School of Art Adjunct Professor Pamela Lins Selected For Radcliffe Fellowship
June 10, 2013
Pamela Lins, Adjunct Professor at the Cooper Union School of Art since 1999, has been selected as a 2013-2014 fellow at The Radcliffe Institute for Advanced Study at Harvard University, joining a very select group of artists to be so honored. As a fellow she will be among 49 artists and scholars who will have a funded year to write books, create art, pioneer research, and bring together theory and practice. Only five percent of applicants were accepted to the fellowship program, an admission rate comparable to that of Harvard College, according to the Radcliffe Institute.
“I am delighted to have the time and support,” Lins says of her invitation to the Radcliffe Institute. “Although I proposed a project with a thematic focus, the research and work could go a different direction,” she adds, “I will also get exposed to other types of research at Radcliffe.” Of the nearly fifty fellows, Lins is one of only two artists invited every year since 1999. She joins Cooper alumnae Leslie Hewitt (A’00), who completed the fellowship in 2009-2010. Starting in January 2014 Lins will spend six months away from teaching—"My first semester off from teaching at Cooper in over ten years!" she says—while on the fellowship, pursuing her upcoming project, tentatively titled Come Back Volume and Space.
The project's origins lie in Lins’ explorations of the Soviet Vkhutemas, the Russian art and technical school founded in 1920 by a decree from Vladimir Lenin. Often compared to the famous German Bauhaus in its intent, organization and scope, in its brief ten-year history, Vkhutemas (an acronym for the Russian equivalent of "Higher Art and Technical Studios") would become a wellspring of three major historical avant-garde movements: constructivism, rationalism, and suprematism. The school counted towering figures of modernism like Kazimir Malevhich and Alexander Rodchenko as its faculty.

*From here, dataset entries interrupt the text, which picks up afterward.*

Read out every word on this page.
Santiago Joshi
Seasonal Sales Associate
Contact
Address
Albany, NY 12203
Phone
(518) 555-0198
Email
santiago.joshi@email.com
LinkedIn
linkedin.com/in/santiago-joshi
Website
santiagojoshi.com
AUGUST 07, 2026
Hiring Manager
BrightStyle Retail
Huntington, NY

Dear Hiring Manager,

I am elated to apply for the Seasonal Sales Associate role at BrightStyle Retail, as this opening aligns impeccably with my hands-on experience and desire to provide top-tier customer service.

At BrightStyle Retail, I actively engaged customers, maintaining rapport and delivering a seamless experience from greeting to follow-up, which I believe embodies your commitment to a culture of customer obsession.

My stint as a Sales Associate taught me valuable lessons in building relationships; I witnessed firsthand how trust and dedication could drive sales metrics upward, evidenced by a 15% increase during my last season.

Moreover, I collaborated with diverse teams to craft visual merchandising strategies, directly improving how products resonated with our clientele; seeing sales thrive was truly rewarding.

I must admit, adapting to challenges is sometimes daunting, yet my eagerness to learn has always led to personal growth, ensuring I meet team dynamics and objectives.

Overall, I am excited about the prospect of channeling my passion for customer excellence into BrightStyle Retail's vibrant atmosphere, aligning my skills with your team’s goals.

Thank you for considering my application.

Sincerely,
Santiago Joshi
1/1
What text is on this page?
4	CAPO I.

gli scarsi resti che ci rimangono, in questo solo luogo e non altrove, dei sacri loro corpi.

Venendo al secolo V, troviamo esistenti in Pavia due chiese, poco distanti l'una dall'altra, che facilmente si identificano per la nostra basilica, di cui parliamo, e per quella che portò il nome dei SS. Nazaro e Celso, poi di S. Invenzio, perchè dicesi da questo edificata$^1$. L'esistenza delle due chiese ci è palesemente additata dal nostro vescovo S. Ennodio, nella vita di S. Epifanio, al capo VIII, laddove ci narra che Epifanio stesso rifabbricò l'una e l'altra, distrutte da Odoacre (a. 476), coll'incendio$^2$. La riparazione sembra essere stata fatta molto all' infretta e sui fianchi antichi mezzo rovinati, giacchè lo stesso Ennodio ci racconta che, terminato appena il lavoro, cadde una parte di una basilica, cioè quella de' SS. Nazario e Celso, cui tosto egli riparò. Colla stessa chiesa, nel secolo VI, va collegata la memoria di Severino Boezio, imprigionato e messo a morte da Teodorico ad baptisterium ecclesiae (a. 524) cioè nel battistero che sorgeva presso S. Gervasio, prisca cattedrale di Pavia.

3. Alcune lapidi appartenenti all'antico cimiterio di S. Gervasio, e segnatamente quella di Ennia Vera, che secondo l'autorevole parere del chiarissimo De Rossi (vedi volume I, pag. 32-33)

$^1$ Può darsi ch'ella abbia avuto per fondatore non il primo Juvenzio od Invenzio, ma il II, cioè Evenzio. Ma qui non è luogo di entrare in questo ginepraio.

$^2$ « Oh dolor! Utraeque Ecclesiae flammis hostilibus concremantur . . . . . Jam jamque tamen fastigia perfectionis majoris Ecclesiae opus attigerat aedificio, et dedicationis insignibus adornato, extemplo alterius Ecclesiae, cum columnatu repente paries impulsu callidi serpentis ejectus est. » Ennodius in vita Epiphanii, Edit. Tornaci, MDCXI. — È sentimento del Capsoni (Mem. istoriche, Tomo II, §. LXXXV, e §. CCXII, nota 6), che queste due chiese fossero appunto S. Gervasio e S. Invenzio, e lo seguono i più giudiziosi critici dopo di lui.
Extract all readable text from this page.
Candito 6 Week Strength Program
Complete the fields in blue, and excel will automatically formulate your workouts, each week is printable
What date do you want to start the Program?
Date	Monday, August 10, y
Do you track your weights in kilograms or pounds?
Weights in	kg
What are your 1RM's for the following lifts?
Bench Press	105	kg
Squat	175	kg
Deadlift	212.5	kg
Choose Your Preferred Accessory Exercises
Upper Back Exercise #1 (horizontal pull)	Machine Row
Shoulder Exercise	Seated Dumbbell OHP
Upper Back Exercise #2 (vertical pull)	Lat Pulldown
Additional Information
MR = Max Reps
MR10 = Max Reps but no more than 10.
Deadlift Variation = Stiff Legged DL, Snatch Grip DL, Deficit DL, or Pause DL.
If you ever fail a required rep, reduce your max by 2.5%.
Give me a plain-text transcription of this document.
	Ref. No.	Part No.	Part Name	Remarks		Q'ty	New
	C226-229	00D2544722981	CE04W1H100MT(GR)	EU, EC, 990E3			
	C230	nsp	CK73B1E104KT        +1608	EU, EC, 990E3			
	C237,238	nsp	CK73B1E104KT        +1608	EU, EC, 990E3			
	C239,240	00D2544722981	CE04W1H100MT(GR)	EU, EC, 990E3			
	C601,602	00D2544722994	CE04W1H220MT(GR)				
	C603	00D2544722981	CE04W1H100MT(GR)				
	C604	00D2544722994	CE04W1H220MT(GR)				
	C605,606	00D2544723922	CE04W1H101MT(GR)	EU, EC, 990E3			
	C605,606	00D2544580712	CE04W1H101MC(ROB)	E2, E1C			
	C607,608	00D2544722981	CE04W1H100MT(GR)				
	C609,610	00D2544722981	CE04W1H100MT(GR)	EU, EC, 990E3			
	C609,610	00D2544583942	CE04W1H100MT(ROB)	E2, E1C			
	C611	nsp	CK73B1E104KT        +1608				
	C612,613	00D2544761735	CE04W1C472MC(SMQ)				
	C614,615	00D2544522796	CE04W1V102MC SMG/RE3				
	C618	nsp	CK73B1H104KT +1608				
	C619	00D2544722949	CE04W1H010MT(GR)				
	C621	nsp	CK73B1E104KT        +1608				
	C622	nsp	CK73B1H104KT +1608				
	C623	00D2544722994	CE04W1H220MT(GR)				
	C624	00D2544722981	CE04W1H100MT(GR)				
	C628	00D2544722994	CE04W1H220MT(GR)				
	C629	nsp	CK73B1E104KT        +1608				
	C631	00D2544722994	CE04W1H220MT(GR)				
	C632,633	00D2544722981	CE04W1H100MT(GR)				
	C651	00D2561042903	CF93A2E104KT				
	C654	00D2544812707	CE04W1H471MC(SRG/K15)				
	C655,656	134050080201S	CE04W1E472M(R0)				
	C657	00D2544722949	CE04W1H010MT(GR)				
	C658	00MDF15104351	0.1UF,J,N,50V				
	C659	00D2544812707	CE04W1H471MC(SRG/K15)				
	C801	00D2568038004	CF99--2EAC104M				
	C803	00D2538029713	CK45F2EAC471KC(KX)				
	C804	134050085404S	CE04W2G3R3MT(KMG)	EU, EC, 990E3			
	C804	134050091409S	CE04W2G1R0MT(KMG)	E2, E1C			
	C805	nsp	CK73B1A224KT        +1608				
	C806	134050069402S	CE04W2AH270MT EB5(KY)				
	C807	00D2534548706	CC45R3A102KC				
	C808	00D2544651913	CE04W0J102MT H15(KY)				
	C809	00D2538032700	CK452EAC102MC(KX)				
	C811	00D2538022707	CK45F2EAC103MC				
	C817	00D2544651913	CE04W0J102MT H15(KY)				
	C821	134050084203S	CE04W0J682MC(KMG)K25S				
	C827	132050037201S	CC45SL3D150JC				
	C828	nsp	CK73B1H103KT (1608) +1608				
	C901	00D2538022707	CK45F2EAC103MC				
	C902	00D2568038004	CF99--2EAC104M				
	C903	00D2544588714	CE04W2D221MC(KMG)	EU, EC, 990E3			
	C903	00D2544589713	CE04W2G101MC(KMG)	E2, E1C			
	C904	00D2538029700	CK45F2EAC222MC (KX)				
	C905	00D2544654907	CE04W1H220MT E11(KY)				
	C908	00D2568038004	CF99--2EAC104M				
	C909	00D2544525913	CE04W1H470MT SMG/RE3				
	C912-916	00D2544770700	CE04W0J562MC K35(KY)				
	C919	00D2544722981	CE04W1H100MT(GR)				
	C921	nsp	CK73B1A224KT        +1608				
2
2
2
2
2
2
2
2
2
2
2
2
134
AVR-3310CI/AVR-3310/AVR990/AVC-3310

"The Vkhutemas School, with their ideas about educating artists for the social good and the successive generations of design and art education that followed, is of interest to me, but what I take as my model is a photograph," Lins says. Responding to a rare image she discovered of an architecture studio in the school, Lins began to recreate some of the models pictured and continue her research into the institution. “I am interested in re-citing or annexing these models into my work,” she explains. Though she is unsure what form the final piece will take, Lins looks forward to the year of work she can dedicate to it.